Article de M. Jack Lang, président de la commission des affaires étrangères de l'Assemblée nationale et membre du bureau national du PS, dans "Le Monde" du 19 août 1997, et interview à Europe 1 le même jour, sur son refus de signer le traité d'Amsterdam, sa volonté d'une Europe nouvelle basée sur le fédéralisme, et la nécessité de l'élargissement de l'UE avec le renforcement préalable des institutions.

Prononcé le

Intervenant(s) : 
  • Jack Lang - président de la commission des affaires étrangères de l'Assemblée nationale et membre du bureau national du PS ;
  • Marc Tronchot - Journaliste

Circonstance : Conseil européen d'Amsterdam, les 16, 17 et 18 juin 1997

Média : Emission la politique de la France dans le monde - Europe 1 - Le Monde

Texte intégral

Le Monde : 19 août 1997

Je ne ratifierai pas le traité d’Amsterdam. Tel qu’il nous est présenté aujourd’hui. Et les députés de plusieurs parlements nationaux sont prêts à accomplir le même geste. En voici les raisons :

Traité croupion, traité moignon, traité cache-misère, ce document est un texte d’abandon de l’ambition européenne. Par sa pauvreté même, et à l’exception des propositions françaises sur l’emploi, il ouvre la voie à la dilution d’une Union européenne de plus en plus centrifuge, et pire encore, au déclin intellectuel, économique et diplomatique de notre continent. On a même sur certains points réussi l’exploit d’avancer en reculant : ainsi de la politique étrangère et de sécurité commune qui s’éloigne à mesure qu’on croyait s’en approcher.

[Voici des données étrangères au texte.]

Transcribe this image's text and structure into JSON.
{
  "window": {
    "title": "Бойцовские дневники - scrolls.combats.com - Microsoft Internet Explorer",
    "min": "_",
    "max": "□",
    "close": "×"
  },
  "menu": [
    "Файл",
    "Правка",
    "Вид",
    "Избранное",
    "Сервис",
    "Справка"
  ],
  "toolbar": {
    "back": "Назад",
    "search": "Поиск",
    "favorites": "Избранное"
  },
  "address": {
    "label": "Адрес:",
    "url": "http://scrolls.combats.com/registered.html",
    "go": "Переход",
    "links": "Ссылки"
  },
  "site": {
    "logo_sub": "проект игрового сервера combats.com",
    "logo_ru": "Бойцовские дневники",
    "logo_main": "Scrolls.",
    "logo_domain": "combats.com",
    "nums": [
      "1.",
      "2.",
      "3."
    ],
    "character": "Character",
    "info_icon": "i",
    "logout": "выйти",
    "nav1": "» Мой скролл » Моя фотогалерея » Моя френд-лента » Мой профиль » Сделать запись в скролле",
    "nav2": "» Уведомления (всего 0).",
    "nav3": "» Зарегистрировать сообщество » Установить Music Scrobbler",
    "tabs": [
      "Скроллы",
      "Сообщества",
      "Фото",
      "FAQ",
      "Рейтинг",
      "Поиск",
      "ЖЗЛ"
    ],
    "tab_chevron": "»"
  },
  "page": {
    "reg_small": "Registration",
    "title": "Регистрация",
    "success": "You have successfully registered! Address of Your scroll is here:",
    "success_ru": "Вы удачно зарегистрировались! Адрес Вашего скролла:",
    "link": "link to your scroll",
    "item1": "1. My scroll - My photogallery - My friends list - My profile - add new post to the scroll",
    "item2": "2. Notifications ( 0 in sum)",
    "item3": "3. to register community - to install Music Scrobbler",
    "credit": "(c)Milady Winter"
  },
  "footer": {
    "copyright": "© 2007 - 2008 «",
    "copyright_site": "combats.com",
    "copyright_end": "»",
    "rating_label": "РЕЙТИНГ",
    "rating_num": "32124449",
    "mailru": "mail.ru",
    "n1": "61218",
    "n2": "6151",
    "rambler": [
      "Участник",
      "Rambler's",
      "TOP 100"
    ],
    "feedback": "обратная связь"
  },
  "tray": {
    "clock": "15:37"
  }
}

La voie choisie à Amsterdam n’est pas la bonne : ni par sa vision, ni par sa méthode. De rapiéçages en ripolinages, on a simplement colmaté les brèches d’un vaisseau sans capitaine, sans cap et sans moteur. Face à une Amérique vigoureuse, créative, conquérante, l’Europe offre le navrant spectacle de l’inertie. C’est en vain que l’on cherche l’audace de Robert Schumann, l’imagination de Jean Monnet, la clairvoyance de Mitterrand ou l’énergie constructive de Delors et Kohl. Comment tourner le dos au train-train, à la grisaille, sinon en retrouvant l’esprit pionnier des grands bâtisseurs : sortir de la crise par le haut ?

Pour réveiller la flamme et l’enthousiasme, il faut d’abord tenir un langage de vérité et dire avec fermeté que nous n’accepterons aucun élargissement à d’autres pays sans refonte préalable du système. Préalable et non simultanée. Sinon, on vous imposera une fois de plus en dernière minute, par le chantage à l’amitié avec nos amis de l’Est, un texte minimal et médiocre.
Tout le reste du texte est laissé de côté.